Three weeks of protracted negotiations between Angela Merkel's conservatives and the Free Democrats ended yesterday when the parties signed a coalition deal focused on tax cuts.
The parties eventually agreed on €24 billion ($47.5 billion) of cuts in an attempt to spur economic growth, ending disagreement over the main sticking point of the three-week long talks. A new government is due to take office this week.
Corporate tax cuts, a reform of inheritance laws and health reform were also central to the negotiations.
The main challenges of Chancellor Merkel's new government, formed almost a month after her conservative Christian Democrats (CDU), the Christian Social Union (CSU) and the Free Democrats (FDP) won a parliamentary majority in a federal election, will be to stabilise the economy and cut a huge deficit.

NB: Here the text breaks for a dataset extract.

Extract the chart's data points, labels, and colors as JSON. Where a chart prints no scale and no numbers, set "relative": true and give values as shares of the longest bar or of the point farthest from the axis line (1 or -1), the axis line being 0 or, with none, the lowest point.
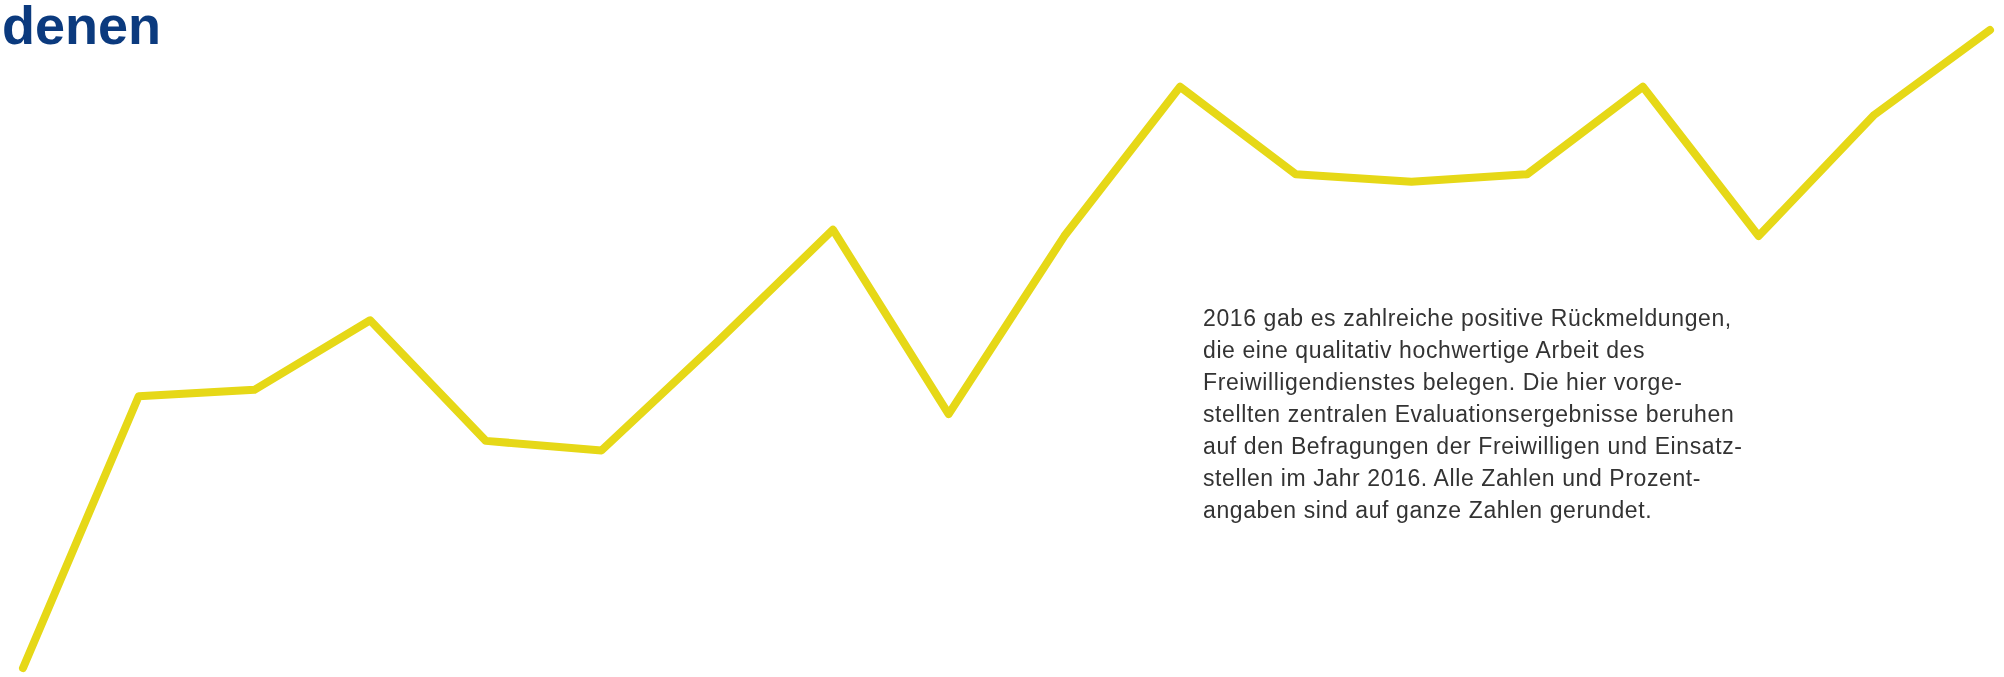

The main players in the new government include Guido Westerwelle, head of the FDP, and the first openly gay leader of a mainstream political party in Germany who will become the new foreign minister. Westerwelle's suitability for a role requiring diplomatic skills was questioned last month when he bristled as a BBC reporter asked him to answer a question in English, to which he responded: "We're in Germany here. Here we speak German."
One of the biggest surprises was the appointment of Wolfgang Schauble, of the CDU, as finance minister.
Schauble, 67, who has been in a wheelchair since he was shot and almost killed by a mentally-disturbed man 18 years ago, has often clashed with Merkel. But analysts yesterday suggested she might have picked him because he was straight-talking, experienced, and has no ambitions to become chancellor.